In the pursuit of creating underwater vehicle designs with lower noise pollution, a fascinating study conducted by Johns Hopkins University, engineers created a high-tech simulation of schooling mackerel and determined that swimming in schools further protects fish against predators by reducing the noise they make underwater.

The study, published in Bioinspiration & Biomimetics, noted that:

“the team found that a school of fish moving together in just the right way was stunningly effective at noise reduction: A school of seven fish sounded like a single fish.”

According to these findings, the future of quieter undersea vehicles is already looking more promising. Holy mackerel!

AI-Based Research Project Aims to Protect the Honey Bee Population

A honey bee pollinating a sunlit flower.

Researchers, biologists, and data scientists joined forces to participate in a research project led by the University of Exeter.

Embracing AI technology, the team developed an impressive AI system that can rapidly detect the presence of Asian hornets. This invasive species of hornets, also known as yellow-legged hornets, have spread across Europe and Asia. They’ve also been spotted in some areas of the United States.

The BBC reports that Asian hornets:

“are a top predator of honey bees, decimating hives, and damaging biodiversity, with just one hornet able to kill and eat up to 50 bees a day.” VespAI is designed to detect these hornets “with nearly flawless precision, enabling a quick response to prevent their spread.”

Encouraging results from the prototype version suggest that this new technology could be adopted sooner rather than later in an effort to protect one of the world’s most crucial pollinators. 

Next Up for Solar Eclipse Fans: An Exploding Star

A night sky lit by an exploding star. parts of the image provided by NASA.

The April 8 solar eclipse was exciting and poignant for those who donned their glasses and made their way to an area where they could observe the moon passing between the sun and the earth.

Good news for space enthusiasts and stargazers alike: NASA astronomers have reported that T Coronae Borealis, or T CrB, last exploded in 1946, and they believe it will do so again this year—and it could happen any moment between now and September!

NASA’s website notes that “this could be a once-in-a-lifetime viewing opportunity” and “once its brightness peaks, it should be visible to the unaided eye for several days and just over a week with binoculars before it dims again, possibly for another 80 years.”

This impending cosmic explosion will be visible in the constellation Corona Borealis, also known as the Northern Crown.
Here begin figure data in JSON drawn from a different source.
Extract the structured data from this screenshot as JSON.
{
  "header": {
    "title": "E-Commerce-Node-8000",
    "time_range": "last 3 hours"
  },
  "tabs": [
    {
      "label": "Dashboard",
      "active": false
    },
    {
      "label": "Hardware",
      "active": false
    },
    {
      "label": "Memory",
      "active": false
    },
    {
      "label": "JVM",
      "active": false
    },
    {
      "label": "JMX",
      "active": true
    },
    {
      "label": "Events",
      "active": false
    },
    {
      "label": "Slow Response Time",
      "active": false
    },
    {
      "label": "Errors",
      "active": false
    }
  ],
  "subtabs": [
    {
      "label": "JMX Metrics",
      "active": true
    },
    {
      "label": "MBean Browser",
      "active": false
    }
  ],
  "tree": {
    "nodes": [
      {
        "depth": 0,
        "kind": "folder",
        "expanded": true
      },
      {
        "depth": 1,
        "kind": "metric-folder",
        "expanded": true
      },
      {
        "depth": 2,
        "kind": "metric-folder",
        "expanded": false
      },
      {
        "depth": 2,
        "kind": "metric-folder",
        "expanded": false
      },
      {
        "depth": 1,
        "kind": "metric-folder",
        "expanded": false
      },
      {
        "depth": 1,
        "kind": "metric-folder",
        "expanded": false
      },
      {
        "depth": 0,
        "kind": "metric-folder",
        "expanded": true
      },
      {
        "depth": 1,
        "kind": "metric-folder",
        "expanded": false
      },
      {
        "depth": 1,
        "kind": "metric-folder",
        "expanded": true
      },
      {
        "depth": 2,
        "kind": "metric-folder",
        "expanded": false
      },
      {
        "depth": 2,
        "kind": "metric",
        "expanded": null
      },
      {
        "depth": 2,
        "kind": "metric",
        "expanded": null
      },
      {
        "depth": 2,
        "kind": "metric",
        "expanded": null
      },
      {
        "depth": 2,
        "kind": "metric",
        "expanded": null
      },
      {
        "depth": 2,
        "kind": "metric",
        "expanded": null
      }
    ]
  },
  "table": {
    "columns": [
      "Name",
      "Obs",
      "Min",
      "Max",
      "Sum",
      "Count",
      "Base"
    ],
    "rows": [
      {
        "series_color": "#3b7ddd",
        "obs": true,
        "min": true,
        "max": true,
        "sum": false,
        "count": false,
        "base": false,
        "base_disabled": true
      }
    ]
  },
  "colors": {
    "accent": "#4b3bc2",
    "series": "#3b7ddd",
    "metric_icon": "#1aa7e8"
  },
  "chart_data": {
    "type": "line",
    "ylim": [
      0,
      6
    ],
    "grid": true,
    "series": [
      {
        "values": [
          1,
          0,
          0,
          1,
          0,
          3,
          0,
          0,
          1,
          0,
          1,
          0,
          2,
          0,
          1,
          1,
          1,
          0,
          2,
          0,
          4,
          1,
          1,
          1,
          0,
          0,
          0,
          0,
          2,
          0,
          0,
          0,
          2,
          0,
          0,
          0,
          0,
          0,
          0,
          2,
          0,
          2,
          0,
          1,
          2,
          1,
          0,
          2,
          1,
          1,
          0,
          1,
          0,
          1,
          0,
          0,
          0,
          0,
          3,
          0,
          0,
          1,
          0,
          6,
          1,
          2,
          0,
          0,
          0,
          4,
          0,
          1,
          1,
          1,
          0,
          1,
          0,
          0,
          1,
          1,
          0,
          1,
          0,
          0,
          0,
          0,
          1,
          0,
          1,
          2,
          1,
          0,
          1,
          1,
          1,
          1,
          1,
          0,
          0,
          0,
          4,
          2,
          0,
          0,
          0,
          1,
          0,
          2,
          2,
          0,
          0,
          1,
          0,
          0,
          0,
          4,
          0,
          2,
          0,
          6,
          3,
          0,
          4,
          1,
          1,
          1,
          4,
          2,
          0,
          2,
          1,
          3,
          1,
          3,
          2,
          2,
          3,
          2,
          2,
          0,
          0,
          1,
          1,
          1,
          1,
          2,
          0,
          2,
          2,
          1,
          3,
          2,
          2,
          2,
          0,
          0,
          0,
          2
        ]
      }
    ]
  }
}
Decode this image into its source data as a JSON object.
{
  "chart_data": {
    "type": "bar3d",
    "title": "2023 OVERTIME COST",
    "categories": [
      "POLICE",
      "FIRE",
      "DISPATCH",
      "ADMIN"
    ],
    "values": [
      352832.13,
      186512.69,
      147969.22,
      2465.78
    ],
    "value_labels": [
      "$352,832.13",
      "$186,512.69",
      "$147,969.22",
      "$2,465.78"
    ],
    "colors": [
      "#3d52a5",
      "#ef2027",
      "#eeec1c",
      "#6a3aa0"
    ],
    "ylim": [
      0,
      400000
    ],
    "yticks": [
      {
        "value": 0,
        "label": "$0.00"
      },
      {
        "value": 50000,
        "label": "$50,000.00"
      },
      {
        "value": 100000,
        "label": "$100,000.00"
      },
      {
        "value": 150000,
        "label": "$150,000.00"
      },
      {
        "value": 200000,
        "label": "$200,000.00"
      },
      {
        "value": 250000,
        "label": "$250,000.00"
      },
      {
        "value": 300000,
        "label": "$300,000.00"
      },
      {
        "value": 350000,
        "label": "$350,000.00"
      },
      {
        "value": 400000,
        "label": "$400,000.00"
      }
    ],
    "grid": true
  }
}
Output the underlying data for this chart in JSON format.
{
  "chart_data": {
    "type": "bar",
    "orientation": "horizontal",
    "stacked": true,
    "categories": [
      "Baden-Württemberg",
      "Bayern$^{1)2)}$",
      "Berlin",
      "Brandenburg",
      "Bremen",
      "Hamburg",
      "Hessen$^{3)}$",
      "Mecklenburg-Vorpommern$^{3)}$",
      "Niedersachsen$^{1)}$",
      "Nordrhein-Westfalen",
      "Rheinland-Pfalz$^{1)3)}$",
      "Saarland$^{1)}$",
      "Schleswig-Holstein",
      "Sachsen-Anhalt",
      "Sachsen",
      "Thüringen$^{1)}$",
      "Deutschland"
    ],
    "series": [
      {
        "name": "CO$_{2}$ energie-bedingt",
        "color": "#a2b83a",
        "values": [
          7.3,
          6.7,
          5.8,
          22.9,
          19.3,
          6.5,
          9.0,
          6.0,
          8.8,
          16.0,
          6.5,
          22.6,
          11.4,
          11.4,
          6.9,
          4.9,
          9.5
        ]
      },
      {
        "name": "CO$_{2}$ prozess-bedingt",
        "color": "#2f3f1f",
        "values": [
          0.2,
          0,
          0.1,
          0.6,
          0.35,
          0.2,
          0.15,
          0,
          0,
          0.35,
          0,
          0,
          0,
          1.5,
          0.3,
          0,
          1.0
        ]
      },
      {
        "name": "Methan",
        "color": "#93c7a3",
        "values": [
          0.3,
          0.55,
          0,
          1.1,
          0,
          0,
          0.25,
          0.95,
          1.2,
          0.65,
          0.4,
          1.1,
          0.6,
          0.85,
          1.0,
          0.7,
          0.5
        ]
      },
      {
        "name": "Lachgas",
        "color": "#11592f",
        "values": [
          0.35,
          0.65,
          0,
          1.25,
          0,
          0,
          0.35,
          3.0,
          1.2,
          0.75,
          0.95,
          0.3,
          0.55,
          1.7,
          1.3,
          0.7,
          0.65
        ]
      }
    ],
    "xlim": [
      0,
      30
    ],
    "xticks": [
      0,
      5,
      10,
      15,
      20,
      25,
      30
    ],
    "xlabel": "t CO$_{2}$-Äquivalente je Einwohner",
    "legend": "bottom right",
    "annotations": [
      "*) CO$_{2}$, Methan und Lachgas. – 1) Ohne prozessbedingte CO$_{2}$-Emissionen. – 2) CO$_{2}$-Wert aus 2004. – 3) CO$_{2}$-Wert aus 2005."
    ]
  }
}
By encouraging people to maintain an interest in the universe, NASA helps cultivate a sense of wonder and responsibility toward our own planet. A healthy environment, after all, is crucial for stargazing.

House of Marley’s Functional and Eco-Friendly Product Line

A smiling Rastafarian playing the guitar against a blue sky.

“Bob Marley: One Love” arrived in theaters in February, and on April 12. Fans of this biopic—and those who are in the market for turntables, speakers, headphones, or other audio accessories—might be interested in checking out House of Marley; like the biopic, it was created in collaboration with the Marley family.

House of Marley is committed to creating eco-conscious products designed to carry on Marley’s “legacy of love for music and planet.”

According to the brand’s website:

“House of Marley is built on the principles of superior quality, sustainability, and a commitment to charitable causes. Our sustainably crafted, socially responsible products are made from mindfully sourced materials: FSC® certified wood, signature REWIND® upcycled fabrics, REGRIND® recycled silicone, recycled plastic bottles, bamboo, and recyclable aluminum.”

Every purchase made also supports global reforestation efforts via the organization One Tree Planted.